JetBlue Airways a accepté d’acheter Spirit Airlines pour 3,8 milliards de dollars et de créer la cinquième compagnie aérienne du pays, si l’opération est approuvée par les autorités antitrust.
L’accord conclu jeudi a mis fin à une guerre d’enchères qui a duré plusieurs mois et intervient un jour après que la tentative de Spirit de fusionner avec Frontier Airlines, une autre compagnie aérienne à bas prix, ait échoué.
La fusion Frontier-Spirit promet de meilleures offres et un meilleur service, mais les critiques n’en sont pas si sûres.
Ted Christie, PDG de Spirit, se retrouve dans la position délicate de défendre une vente à JetBlue après s’y être opposé avec véhémence, affirmant que les régulateurs antitrust ne la laisseraient jamais se produire.
Le PDG de JetBlue, Robin Hayes, a toujours soutenu qu’une JetBlue plus grande créerait plus de concurrence pour les quatre compagnies aériennes qui contrôlent environ 80% du marché américain – American, United, Delta et Southwest.
Les actions de Spirit, dont le siège est à Miramar, en Floride, ont augmenté de 3,5 % à l’ouverture de la séance jeudi, pour atteindre 25,15 $, ce qui reste inférieur au prix offert par JetBlue. Les actions de JetBlue sont restées pratiquement inchangées.
Spirit Airlines se retrouve régulièrement parmi les pires, ou presque, lorsque les compagnies aériennes sont classées en fonction du taux de plaintes des consommateurs.
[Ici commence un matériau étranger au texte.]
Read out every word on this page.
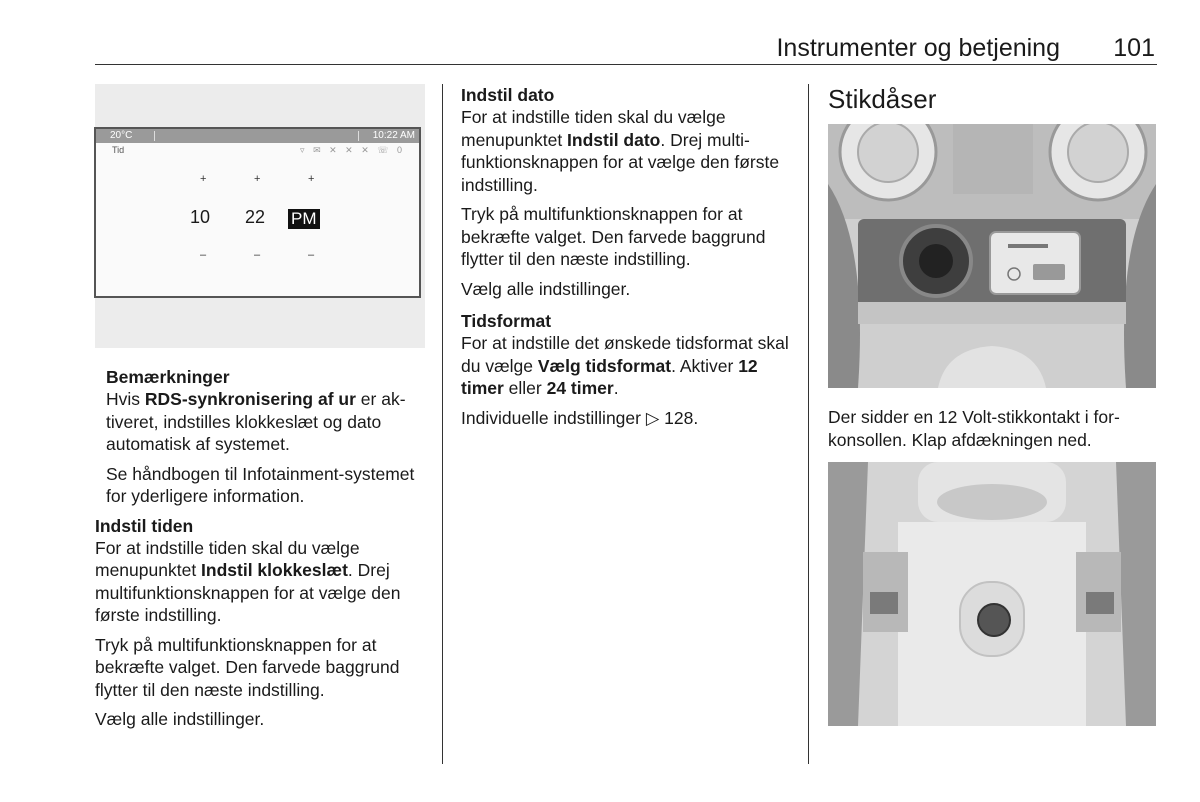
Instrumenter og betjening	101
20°C	10:22 AM
Tid	▿ ✉ ✕ ✕ ✕ ☏ 0
+	+	+
10 22 PM
–	–	–
Bemærkninger

Hvis RDS-synkronisering af ur er aktiveret, indstilles klokkeslæt og dato automatisk af systemet.

Se håndbogen til Infotainment-systemet for yderligere information.

Indstil tiden

For at indstille tiden skal du vælge menupunktet Indstil klokkeslæt. Drej multifunktionsknappen for at vælge den første indstilling.

Tryk på multifunktionsknappen for at bekræfte valget. Den farvede baggrund flytter til den næste indstilling.

Vælg alle indstillinger.

Indstil dato

For at indstille tiden skal du vælge menupunktet Indstil dato. Drej multifunktionsknappen for at vælge den første indstilling.

Tryk på multifunktionsknappen for at bekræfte valget. Den farvede baggrund flytter til den næste indstilling.

Vælg alle indstillinger.

Tidsformat

For at indstille det ønskede tidsformat skal du vælge Vælg tidsformat. Aktiver 12 timer eller 24 timer.

Individuelle indstillinger ▷ 128.

Stikdåser

Der sidder en 12 Volt-stikkontakt i forkonsollen. Klap afdækningen ned.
Pourtant, certains défenseurs des consommateurs craignent que les tarifs augmentent si elle disparaît.
Spirit et ses rivales Frontier et Allegiant pratiquent des tarifs très bas qui attirent les voyageurs de loisirs les plus soucieux de leur budget, mais elles ajoutent des frais qui peuvent augmenter le coût des vols.
D’autres, en revanche, estiment que Frontier va se développer – elle a un grand nombre d’avions en commande – et combler le vide laissé par Spirit dans le segment le moins cher du marché du transport aérien.
Les sociétés ont déclaré qu’elles prévoyaient de conclure le processus réglementaire et de conclure la transaction au plus tard au cours du premier semestre 2024. Si cela se produit, la compagnie aérienne combinée sera basée à New York, la ville natale de JetBlue, et sera dirigée par Hayes. Elle disposerait d’une flotte de 458 avions.
JetBlue a déclaré jeudi qu’elle paierait 33,50 dollars par action en espèces pour Spirit, y compris un prépaiement de 2,50 dollars par action en espèces payable une fois que les actionnaires de Spirit auront approuvé la transaction. Il y a également une commission de 10 cents par action chaque mois, à partir de janvier 2023 et jusqu’à la clôture de la transaction, pour dédommager les actionnaires de Spirit de tout retard dans l’obtention de l’approbation réglementaire.
Si la transaction n’est pas conclue pour des raisons antitrust, JetBlue versera à Spirit une indemnité de rupture inversée de 70 millions de dollars et paiera aux actionnaires de Spirit 400 millions de dollars, moins tout montant versé aux actionnaires avant la résiliation.
JetBlue prévoit des économies annuelles de 600 à 700 millions de dollars une fois la transaction terminée. Les revenus annuels de la société combinée devraient s’élever à environ 11,9 milliards de dollars, sur la base des revenus de 2019.